Go is taking over the world

That's not a title I thought I'd ever write. I can't help but notice though - Rust used to be shilled like a fresh meme-coin, but it seems like that Written in Rust fad has hopefully died down.

The first ever awesome Go project I witnessed was Caddy Server. Although, it's not something you use and really care about what's running under the hood. You just experience great DX. Miles better than cough nginx cough.

TypeScript and Go

A message by Anders took X by storm when Microsoft announced that they're rewriting the TypeScript compiler in Go. Many people were flabergasted by the fact that Microsoft would use a language by one of it's biggest competitors to write its own language's compiler in. Why not C#?

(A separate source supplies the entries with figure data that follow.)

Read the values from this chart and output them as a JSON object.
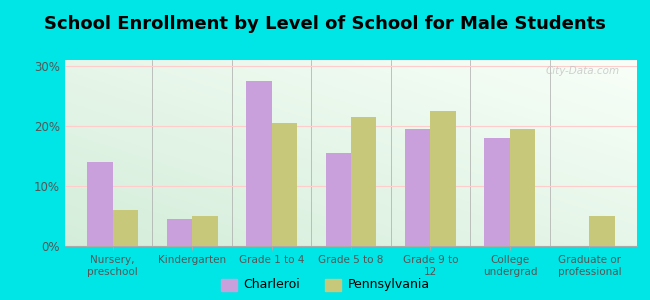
{
  "title": "School Enrollment by Level of School for Male Students",
  "categories": [
    "Nursery,\npreschool",
    "Kindergarten",
    "Grade 1 to 4",
    "Grade 5 to 8",
    "Grade 9 to\n12",
    "College\nundergrad",
    "Graduate or\nprofessional"
  ],
  "charleroi": [
    14.0,
    4.5,
    27.5,
    15.5,
    19.5,
    18.0,
    0.0
  ],
  "pennsylvania": [
    6.0,
    5.0,
    20.5,
    21.5,
    22.5,
    19.5,
    5.0
  ],
  "charleroi_color": "#c9a0dc",
  "pennsylvania_color": "#c8c87a",
  "background_outer": "#00e5e5",
  "background_inner_bottom_left": "#d4edda",
  "background_inner_top_right": "#f8fff8",
  "ylabel_ticks": [
    "0%",
    "10%",
    "20%",
    "30%"
  ],
  "yticks": [
    0,
    10,
    20,
    30
  ],
  "ylim": [
    0,
    31
  ],
  "title_fontsize": 13,
  "bar_width": 0.32,
  "legend_labels": [
    "Charleroi",
    "Pennsylvania"
  ],
  "watermark": "City-Data.com"
}
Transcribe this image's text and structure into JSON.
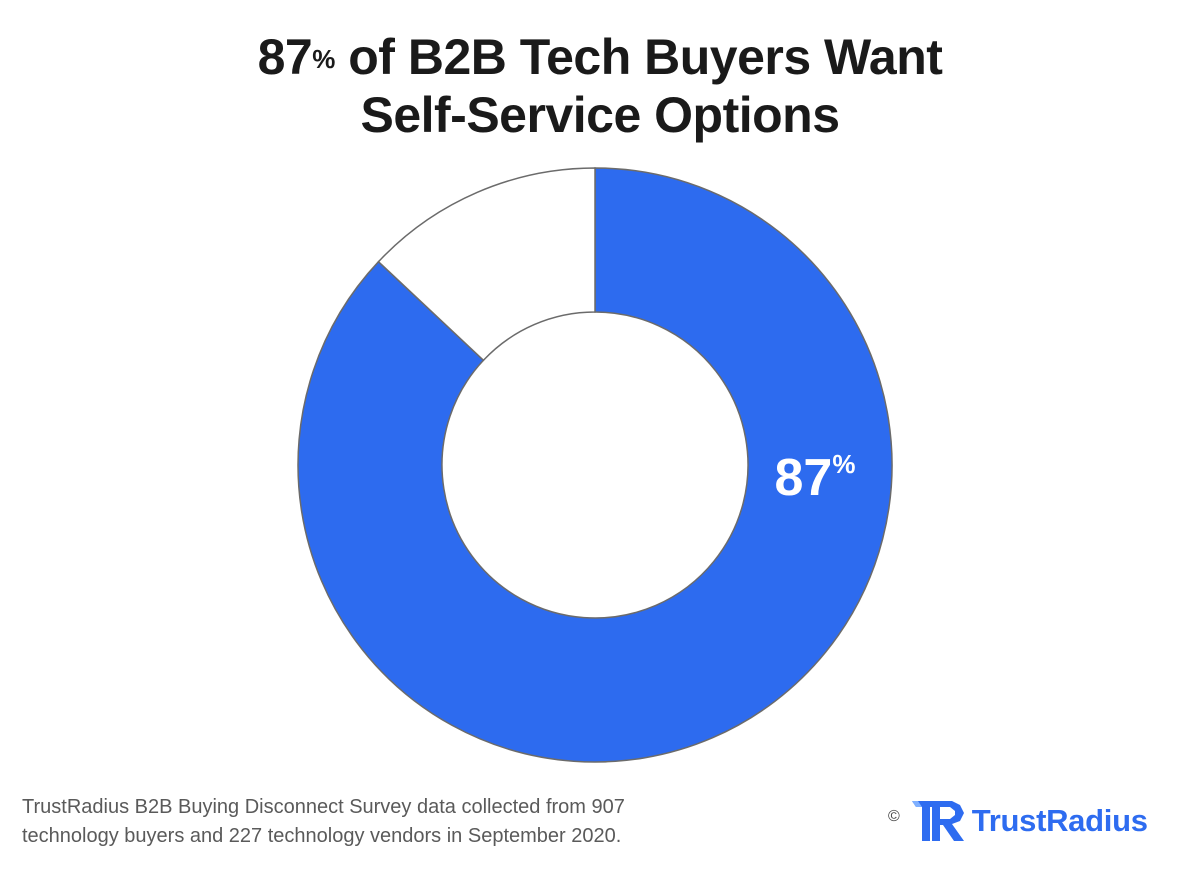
{
  "title": {
    "number": "87",
    "percent_sign": "%",
    "line1_rest": " of B2B Tech Buyers Want",
    "line2": "Self-Service Options"
  },
  "chart_data": {
    "type": "pie",
    "variant": "donut",
    "title": "87% of B2B Tech Buyers Want Self-Service Options",
    "categories": [
      "",
      ""
    ],
    "values": [
      87,
      13
    ],
    "unit": "%",
    "colors": [
      "#2d6bef",
      "#ffffff"
    ],
    "data_labels": [
      {
        "number": "87",
        "suffix": "%"
      },
      null
    ],
    "legend": "none"
  },
  "footnote": {
    "line1": "TrustRadius B2B Buying Disconnect Survey data collected from 907",
    "line2": "technology buyers and 227 technology vendors in September 2020."
  },
  "brand": {
    "copyright": "©",
    "logo_icon": "trustradius-tr-logo-icon",
    "name": "TrustRadius",
    "color": "#2e6cf0"
  }
}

The TypeScript team made this decision to make the rewrite less painful. The code looks very similar and porting from TypeScript (tsc's current language) to Go seems like a very 1:1 process, at least 0.7:1 or orders of magnitude closer in syntax and behaviour than e.g. Rust.

A new Redis, in Go

Today, 16 March 2025, another announcement around Go was made - a stable version of DiceDB (A Redis alternative that appears to perform better). When I jumped into the source code, I was surprised to see that it was written in Go. I was expecting Rust, or even C++. Garbage collection and database does not seem to belong in the same vocabulary - but the DiceDB team is proving that wrong.

The syntax in DiceDB seems really close to Redis:

localhost:7379> SET k 43
OK OK
localhost:7379> SET k 43 EX 10
OK OK
localhost:7379> SET k 43 PX 10000
OK OK
localhost:7379> SET k 43 EXAT 1772377267
OK OK
localhost:7379> SET k 43 PXAT 1772377267000
OK OK
localhost:7379> SET k 43 XX
OK OK
localhost:7379> SET k 43 NX
OK (nil)
localhost:7379> SET k 43 KEEPTTL
OK OK
localhost:7379> SET k 43 GET
OK 43

I am interested to keep watching this repo, especially for its sync options too! But I digress..

Is go in it for the long run?

The past while I've been using Zig for systems programming. To me it is just the perfect language for its use-case. I can't help but wonder though - not many languages that pop up as a 'C Killer' seem to make it in the long run, or at least they don't maintain a lot of traction. Go seems to be proving itself as a long-term player. It's made significant strides in Web, Systems and even Embedded. I have written Go every so often and I must say, it's not a terrible experience. The syntax is nice, the control flow makes sense, structural typing is great, concurrency, and the tooling is great. I can see why it may be around for the long run. I may just have to re-watch THAT course for the 5th time.